Implications for practice
For intermediate care services to be effective:
- Strict time limits can be unhelpful and require to be flexible without being endless
- Effective partnership working with multi¬disciplinary teams is most important element in success
- Home-like settings provide key benefits
- Stable funding with appropriate levels of staff is essential
- Ensuring awareness of role of service across agencies and disciplines
- A whole systems approach is required to ensure a clear care pathway.

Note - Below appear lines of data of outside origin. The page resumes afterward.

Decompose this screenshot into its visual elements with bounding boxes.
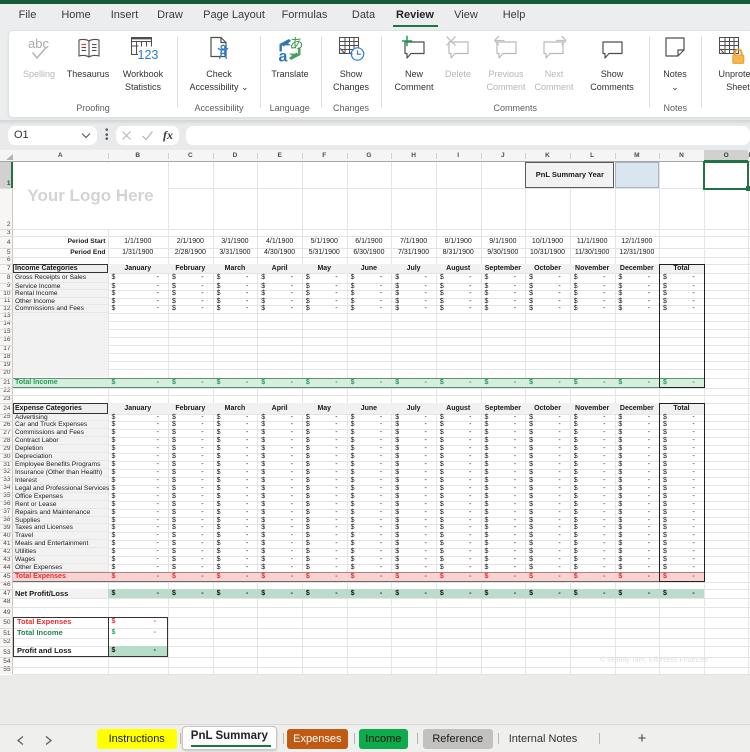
svg-text:a: a: [279, 49, 288, 64]
svg-text:123: 123: [138, 48, 159, 62]
svg-text:あ: あ: [290, 36, 304, 52]
svg-text:abc: abc: [28, 36, 49, 51]
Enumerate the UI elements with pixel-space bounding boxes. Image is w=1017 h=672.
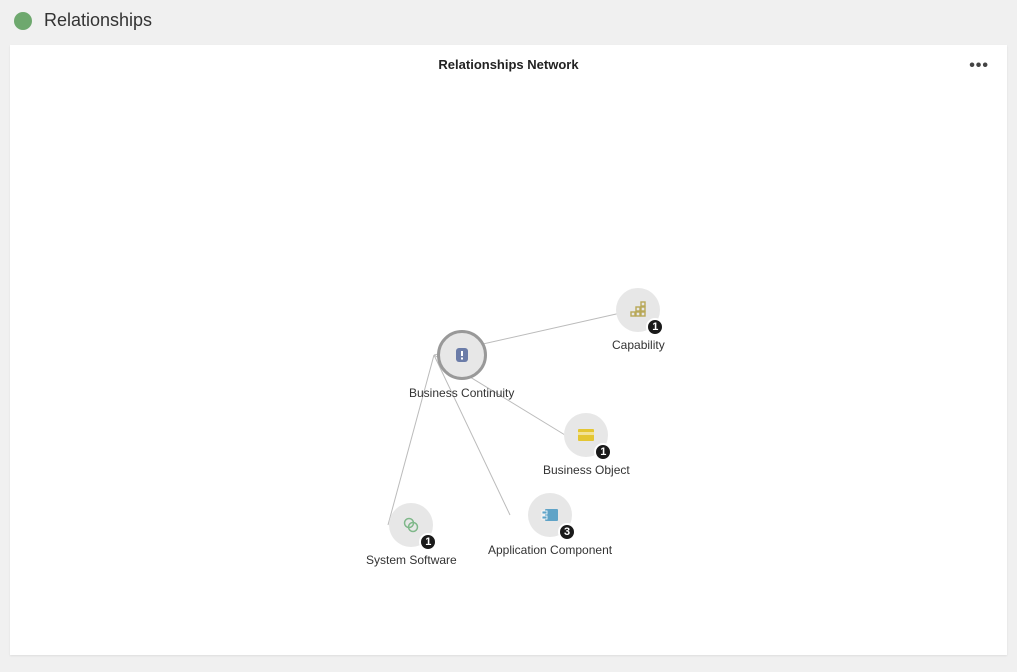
node-label: Business Continuity [409,386,514,400]
status-dot-icon [14,12,32,30]
page-title: Relationships [44,10,152,31]
node-system-software[interactable]: 1 System Software [366,503,457,567]
network-canvas: Business Continuity 1 Capability 1 Business … [10,85,1007,655]
node-label: System Software [366,553,457,567]
count-badge: 1 [594,443,612,461]
node-label: Business Object [543,463,630,477]
page-header: Relationships [0,0,1017,41]
node-business-object[interactable]: 1 Business Object [543,413,630,477]
node-business-continuity[interactable]: Business Continuity [409,330,514,400]
count-badge: 1 [419,533,437,551]
node-label: Capability [612,338,665,352]
grid-icon[interactable]: 1 [616,288,660,332]
component-icon[interactable]: 3 [528,493,572,537]
count-badge: 1 [646,318,664,336]
exclamation-icon[interactable] [437,330,487,380]
card-icon[interactable]: 1 [564,413,608,457]
panel-header: Relationships Network ••• [10,45,1007,80]
count-badge: 3 [558,523,576,541]
node-application-component[interactable]: 3 Application Component [488,493,612,557]
node-label: Application Component [488,543,612,557]
panel-title: Relationships Network [438,57,578,72]
circles-icon[interactable]: 1 [389,503,433,547]
node-capability[interactable]: 1 Capability [612,288,665,352]
more-options-icon[interactable]: ••• [969,57,989,75]
network-panel: Relationships Network ••• Business Conti… [10,45,1007,655]
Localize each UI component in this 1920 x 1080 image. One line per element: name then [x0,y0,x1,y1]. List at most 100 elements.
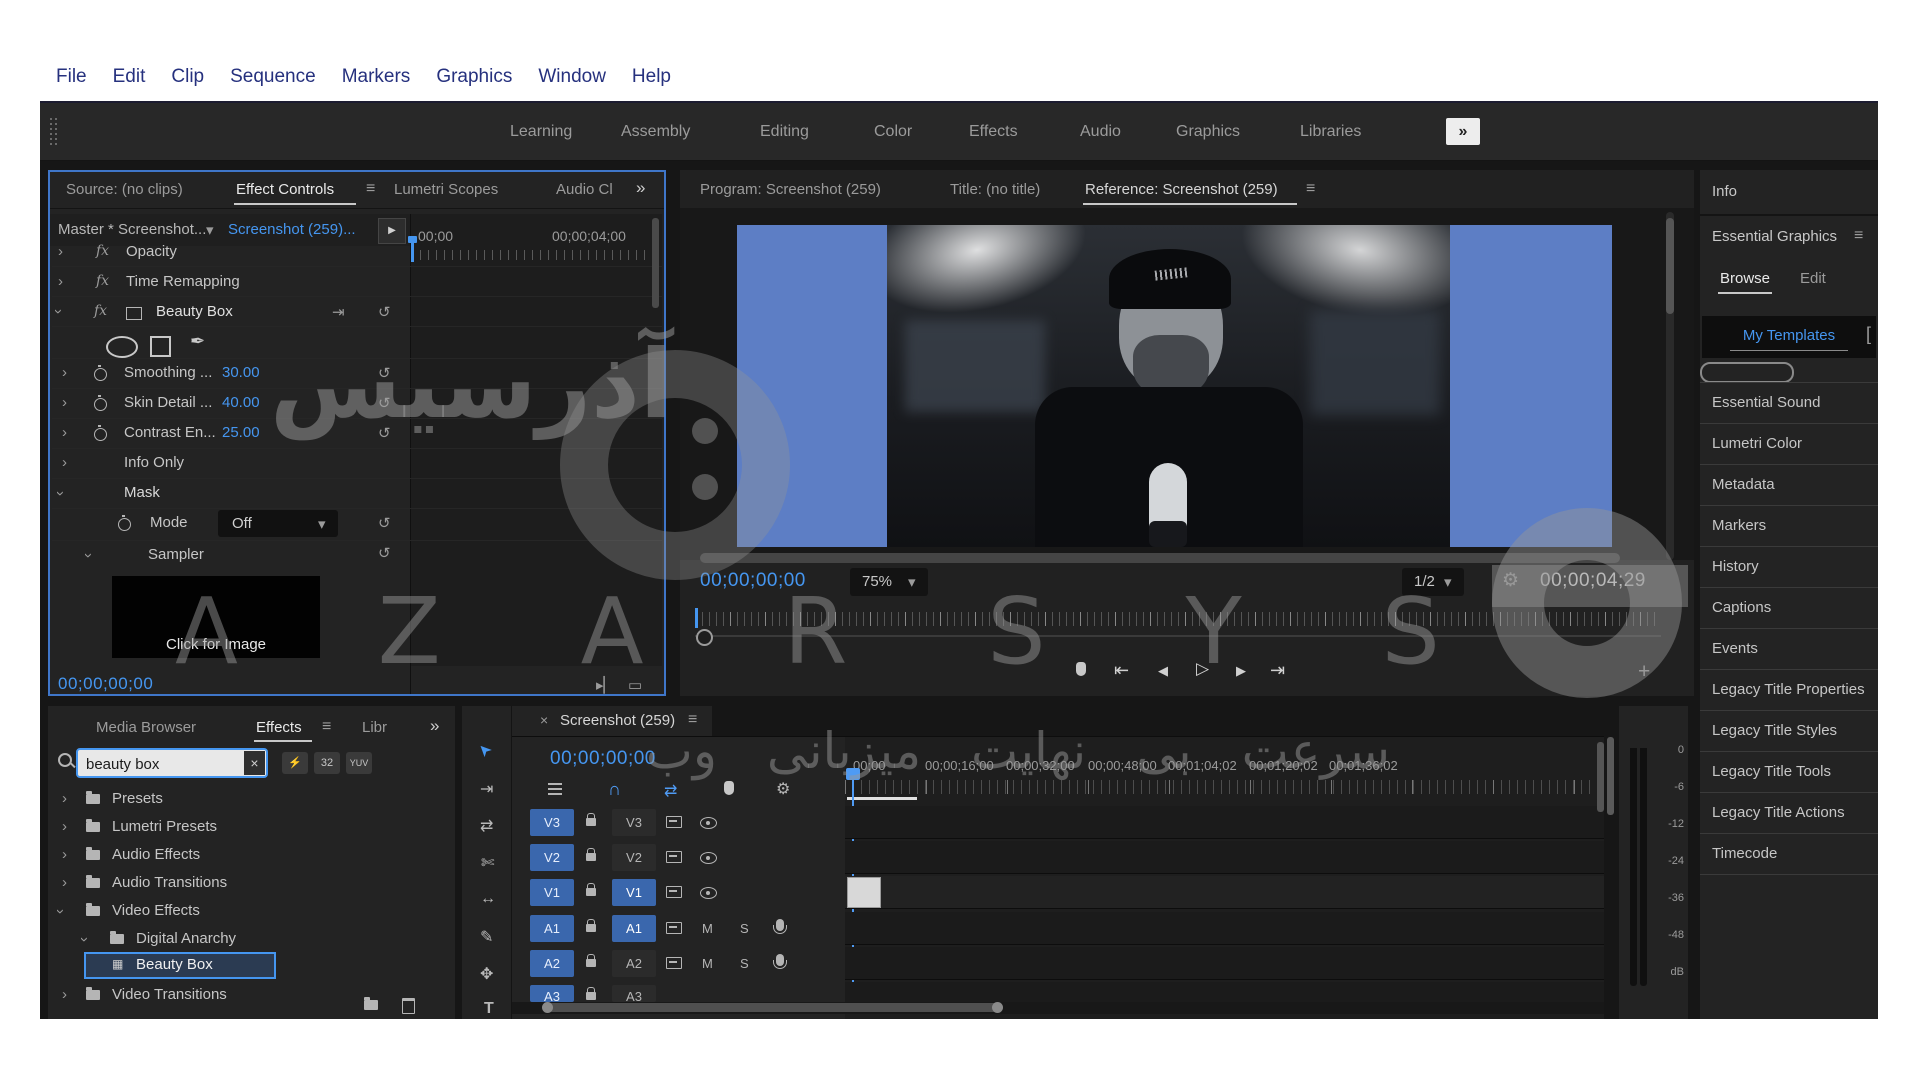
track-style-icon[interactable] [666,886,682,898]
tree-item-audio-effects[interactable]: Audio Effects [112,846,200,863]
tab-source[interactable]: Source: (no clips) [66,181,183,198]
ec-row-opacity[interactable]: Opacity [126,243,177,260]
workspace-tab-learning[interactable]: Learning [510,123,572,141]
source-patch-a3[interactable]: A3 [530,985,574,1002]
track-content-row[interactable] [845,841,1604,874]
sidebar-item-events[interactable]: Events [1712,640,1758,657]
voiceover-mic-icon[interactable] [773,954,787,969]
mute-button[interactable]: M [702,956,713,971]
tab-media-browser[interactable]: Media Browser [96,719,196,736]
panel-menu-icon[interactable]: ≡ [322,718,331,736]
tab-browse[interactable]: Browse [1720,270,1770,287]
track-target-v3[interactable]: V3 [612,809,656,836]
workspace-tab-graphics[interactable]: Graphics [1176,123,1240,141]
solo-button[interactable]: S [740,956,749,971]
workspace-tab-audio[interactable]: Audio [1080,123,1121,141]
goto-out-icon[interactable]: ⇥ [1270,660,1285,681]
linked-selection-icon[interactable]: ⇄ [664,781,677,801]
voiceover-mic-icon[interactable] [773,919,787,934]
tab-audio-clip-mixer[interactable]: Audio Cl [556,181,613,198]
tree-expander[interactable]: › [62,790,67,807]
work-area-bar[interactable] [847,797,917,800]
row-expander[interactable]: › [62,454,67,471]
search-input[interactable] [84,751,238,777]
reset-icon[interactable]: ↺ [378,514,391,532]
delete-icon[interactable] [402,998,415,1014]
track-target-a3[interactable]: A3 [612,985,656,1002]
type-tool-icon[interactable]: T [484,1000,494,1018]
lock-icon[interactable] [586,954,596,967]
monitor-scrub-track[interactable] [695,635,1661,637]
row-collapse[interactable]: › [50,309,67,314]
close-icon[interactable]: × [540,712,548,728]
panel-menu-icon[interactable]: ≡ [688,711,697,729]
my-templates-label[interactable]: My Templates [1702,327,1876,344]
track-content-row[interactable] [845,912,1604,945]
row-expander[interactable]: › [58,243,63,260]
menu-markers[interactable]: Markers [342,66,411,88]
reset-icon[interactable]: ↺ [378,364,391,382]
timeline-tab-label[interactable]: Screenshot (259) [560,712,675,729]
monitor-zoom-scrollbar[interactable] [700,553,1620,563]
tab-lumetri-scopes[interactable]: Lumetri Scopes [394,181,498,198]
stopwatch-icon[interactable] [94,395,107,411]
search-clear-button[interactable]: × [244,751,265,775]
ripple-edit-tool-icon[interactable]: ⇄ [480,816,493,836]
tree-collapse[interactable]: › [52,909,69,914]
source-patch-a1[interactable]: A1 [530,915,574,942]
mute-button[interactable]: M [702,921,713,936]
scrollbar-handle-dot[interactable] [542,1002,553,1013]
menu-edit[interactable]: Edit [113,66,146,88]
tab-libraries[interactable]: Libr [362,719,387,736]
export-frame-icon[interactable]: ▭ [628,676,642,694]
lock-icon[interactable] [586,848,596,861]
tab-effect-controls[interactable]: Effect Controls [236,181,334,198]
ec-clip-tab[interactable]: Screenshot (259)... [228,221,356,238]
tree-expander[interactable]: › [62,818,67,835]
track-target-a1[interactable]: A1 [612,915,656,942]
ec-ruler-ticks[interactable] [412,250,656,260]
filter-yuv-badge[interactable]: YUV [346,752,372,774]
timeline-clip[interactable] [847,877,881,908]
track-content-row[interactable] [845,982,1604,1002]
mask-rectangle-icon[interactable] [150,336,171,357]
menu-graphics[interactable]: Graphics [436,66,512,88]
track-target-v1[interactable]: V1 [612,879,656,906]
monitor-scrub-handle[interactable] [696,629,713,646]
lock-icon[interactable] [586,883,596,896]
workspace-overflow-button[interactable]: » [1446,118,1480,145]
ec-value-skin-detail[interactable]: 40.00 [222,394,260,411]
timeline-playhead-head[interactable] [846,768,860,780]
tab-reference-monitor[interactable]: Reference: Screenshot (259) [1085,181,1278,198]
step-forward-icon[interactable]: ▶ [1236,663,1246,679]
tree-item-presets[interactable]: Presets [112,790,163,807]
monitor-playhead[interactable] [695,608,698,628]
lock-icon[interactable] [586,987,596,1000]
mask-ellipse-icon[interactable] [106,336,138,358]
track-output-eye-icon[interactable] [700,887,717,899]
templates-search-pill[interactable] [1700,362,1794,383]
source-patch-v2[interactable]: V2 [530,844,574,871]
sidebar-item-legacy-title-actions[interactable]: Legacy Title Actions [1712,804,1845,821]
tree-item-video-transitions[interactable]: Video Transitions [112,986,227,1003]
tree-expander[interactable]: › [62,874,67,891]
ec-playhead[interactable] [411,240,414,262]
filter-accelerated-badge[interactable]: ⚡ [282,752,308,774]
row-expander[interactable]: › [62,424,67,441]
sidebar-item-legacy-title-properties[interactable]: Legacy Title Properties [1712,681,1865,698]
reset-icon[interactable]: ↺ [378,303,391,321]
ec-master-label[interactable]: Master * Screenshot... [58,221,206,238]
tree-item-lumetri-presets[interactable]: Lumetri Presets [112,818,217,835]
panel-menu-icon[interactable]: ≡ [1306,180,1315,198]
tree-item-video-effects[interactable]: Video Effects [112,902,200,919]
stopwatch-icon[interactable] [94,425,107,441]
pin-to-clip-icon[interactable]: ⇥ [332,303,345,321]
sidebar-item-markers[interactable]: Markers [1712,517,1766,534]
ec-playhead-head[interactable] [408,236,417,243]
timeline-settings-wrench-icon[interactable]: ⚙ [776,779,790,799]
tab-program-monitor[interactable]: Program: Screenshot (259) [700,181,881,198]
stopwatch-icon[interactable] [118,515,131,531]
hand-tool-icon[interactable]: ✥ [480,964,493,984]
tree-item-digital-anarchy[interactable]: Digital Anarchy [136,930,236,947]
workspace-grip[interactable] [55,118,57,146]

Falls Prevention and Intermediate Care
Gilbert and colleagues (2010) found that older people admitted to hospital after a fall are more likely to be discharged to a care home than those (with similar characteristics) who are admitted to hospital for any other reason. Falls strategies are important in ensuring older people with higher level needs remain at home. Research into the effectiveness of such services found that a dedicated service reduced the need for emergency admissions (Rose et al, 2002). A Cochrane Review of interventions preventing falls in older people in the community (Gillespie and Handoll, 2009) found that exercise routines and other interventions that reduce and prevent falls could reduce overall care costs by preventing admission to hospital. Exercise-based interventions such as strength and balance training were effective in reducing falls as was Tai Chi and individually developed home-based exercise programmes. A gradual withdrawal of some psychotropic medications and a comprehensive prescribing modification programme for GPs were also found to reduce falls.
Implications for practice
For falls prevention work to be effective:
- A clear falls prevention strategy needs to be in place and part of the care pathway
- Multi-factorial programmes are seen to be most effective including person-centred exercise programmes
- Withdrawal of sedative or hypnotic medications can also increase success
- Surgical interventions, eg cataract operations, can produce effective outcomes.